In the shadow of an old photograph of an even older warship?

Or is it all of the above?

We never know when the need to sketch will strike. Today the need seemed to arise every time we paused for even a moment during our visit to Boston.

Were they drawing sketches of the historic sites we were visiting? Making architectural sketches or maps? Not today. Their interests leaned more towards dress designs and cartoon cats.

Art has the power to be a conduit for connection- between individuals, between cultures and between disciplines. The practice of creating is often art itself. The girls were soaking in their surroundings, putting their ideas and visions onto paper and making a physical/kinetic connection between the sites we visited and the drawings they created.

Where is the best place to make art?

Wherever you are.

A Kayak Adventure

We kayaked across the south end of Katama Bay this afternoon as Catherine went out solo in her kayak for the first time!

She paddled steady, kept her eye on the destination point of reference and easily made it across to the beach and back. What a kid!

The Swimming Gene

Here’s Catherine in her happiest of happy places, face down in the ocean with her mask and snorkel. I don’t think she lifted her head for a good 15 minutes at least!

“Mama, I think that I got the ‘liking swimming’ gene from you. And you must have gotten it from Grandpa.” This girl sure knows her biology!

Ye Haw, Elsa!

Halloween in July!

(As if these Salem girls don’t have enough Halloween in their year!)

They played spooky games, ate ‘spiders’, went trick or treating and then Catherine rode off into the sunset on Golden Amber. What a night.

Ghost Writer

We have been so, so fortunate to have had many days in a row of perfect, summer, beach weather! After the winter we just had, you can be sure that we have been taking full advantage of these lovely days!

Today, though, when the girls and I were discussing our plans, they asked if we couldn’t have a “home day”. I wrestled with myself a little bit- home days tend to have a little more tv in them than I’d like and I usually end up cleaning up scads of art projects gone amiss.. but the three of us did need a day out of the sun, so, in the end, we stayed home.

This week at the library, I stumbled across a dvd collection of Ghost Writer episodes. They were instantly checked out as I floated home surround by a cloud of nostalgia. I popped the first dvd in this morning, not knowing that the house would soon be filled with Ghost Writer hysteria!

Posters were made and Ghost Writer fan pennants were crafted and taped to colored pencils to wave around. Esme practiced her new reading skills with every new note on the screen and Catherine set to work making keys and writing notes in code. When doing things in another room I was visited frequently and given detailed updates on the plots and the clues the kids were using to solve their mysteries. Plans were made for the forming of a potential Ghost Writer fan club. Episode after episode after episode was eagerly consumed.

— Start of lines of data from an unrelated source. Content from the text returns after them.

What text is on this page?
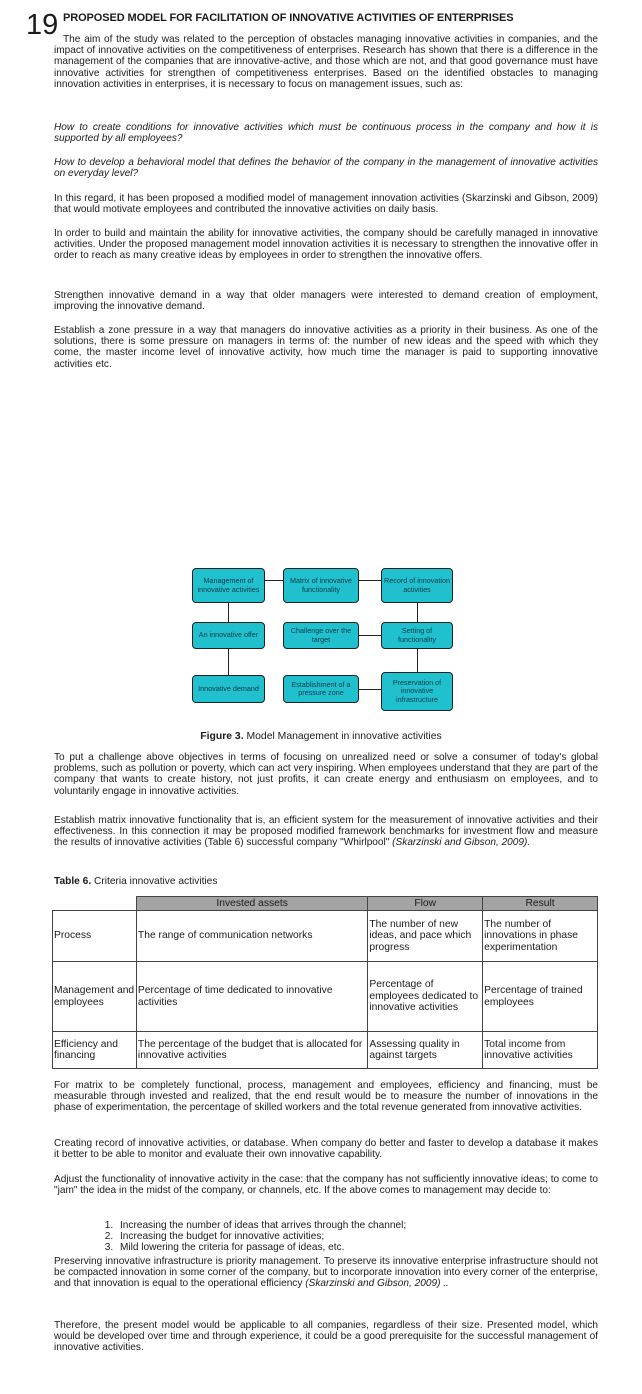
19 PROPOSED MODEL FOR FACILITATION OF INNOVATIVE ACTIVITIES OF ENTERPRISES

The aim of the study was related to the perception of obstacles managing innovative activities in companies, and the impact of innovative activities on the competitiveness of enterprises. Research has shown that there is a difference in the management of the companies that are innovative-active, and those which are not, and that good governance must have innovative activities for strengthen of competitiveness enterprises. Based on the identified obstacles to managing innovation activities in enterprises, it is necessary to focus on management issues, such as:

How to create conditions for innovative activities which must be continuous process in the company and how it is supported by all employees?

How to develop a behavioral model that defines the behavior of the company in the management of innovative activities on everyday level?

In this regard, it has been proposed a modified model of management innovation activities (Skarzinski and Gibson, 2009) that would motivate employees and contributed the innovative activities on daily basis.

In order to build and maintain the ability for innovative activities, the company should be carefully managed in innovative activities. Under the proposed management model innovation activities it is necessary to strengthen the innovative offer in order to reach as many creative ideas by employees in order to strengthen the innovative offers.

Strengthen innovative demand in a way that older managers were interested to demand creation of employment, improving the innovative demand.

Establish a zone pressure in a way that managers do innovative activities as a priority in their business. As one of the solutions, there is some pressure on managers in terms of: the number of new ideas and the speed with which they come, the master income level of innovative activity, how much time the manager is paid to supporting innovative activities etc.

Management of innovative activities
Matrix of innovative functionality
Record of innovation activities
An innovative offer	Challenge over the target
Setting of functionality
Innovative demand	Establishment of a pressure zone
Preservation of innovative infrastructure
Figure 3. Model Management in innovative activities

To put a challenge above objectives in terms of focusing on unrealized need or solve a consumer of today's global problems, such as pollution or poverty, which can act very inspiring. When employees understand that they are part of the company that wants to create history, not just profits, it can create energy and enthusiasm on employees, and to voluntarily engage in innovative activities.

Establish matrix innovative functionality that is, an efficient system for the measurement of innovative activities and their effectiveness. In this connection it may be proposed modified framework benchmarks for investment flow and measure the results of innovative activities (Table 6) successful company "Whirlpool" (Skarzinski and Gibson, 2009).

Table 6. Criteria innovative activities
	Invested assets	Flow	Result
Process	The range of communication networks	The number of new ideas, and pace which progress	The number of innovations in phase experimentation
Management and employees	Percentage of time dedicated to innovative activities	Percentage of employees dedicated to innovative activities	Percentage of trained employees
Efficiency and financing	The percentage of the budget that is allocated for innovative activities	Assessing quality in against targets	Total income from innovative activities

For matrix to be completely functional, process, management and employees, efficiency and financing, must be measurable through invested and realized, that the end result would be to measure the number of innovations in the phase of experimentation, the percentage of skilled workers and the total revenue generated from innovative activities.

Creating record of innovative activities, or database. When company do better and faster to develop a database it makes it better to be able to monitor and evaluate their own innovative capability.

Adjust the functionality of innovative activity in the case: that the company has not sufficiently innovative ideas; to come to "jam" the idea in the midst of the company, or channels, etc. If the above comes to management may decide to:

1. Increasing the number of ideas that arrives through the channel;
2. Increasing the budget for innovative activities;
3. Mild lowering the criteria for passage of ideas, etc.

Preserving innovative infrastructure is priority management. To preserve its innovative enterprise infrastructure should not be compacted innovation in some corner of the company, but to incorporate innovation into every corner of the enterprise, and that innovation is equal to the operational efficiency (Skarzinski and Gibson, 2009) ..

Therefore, the present model would be applicable to all companies, regardless of their size. Presented model, which would be developed over time and through experience, it could be a good prerequisite for the successful management of innovative activities.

I had hoped they would enjoy it, as I did, but I hadn’t expected their all consuming enthusiasm for a twenty four year old* PBS show. It was all just to fantastic! In a world where kids tv shows with diverse, smart, girls and boys are hard to find, I’m glad that this one can stand the test of time…mostly!

The girls are in bed now, but they changed into their pjs talking about GW and I’m sure it will be the first thing they want to do in the morning. They may have spent a huge part of today watching tv, but they used their minds and talents creatively, made connections, practiced new and old skills and were thoroughly entertained. Win, win, win, win, win.

*Catherine did note, “This show must be pretty old. I can tell because of all the old fashioned things.” So, true, Catherine. And you didn’t even mention the wardrobes!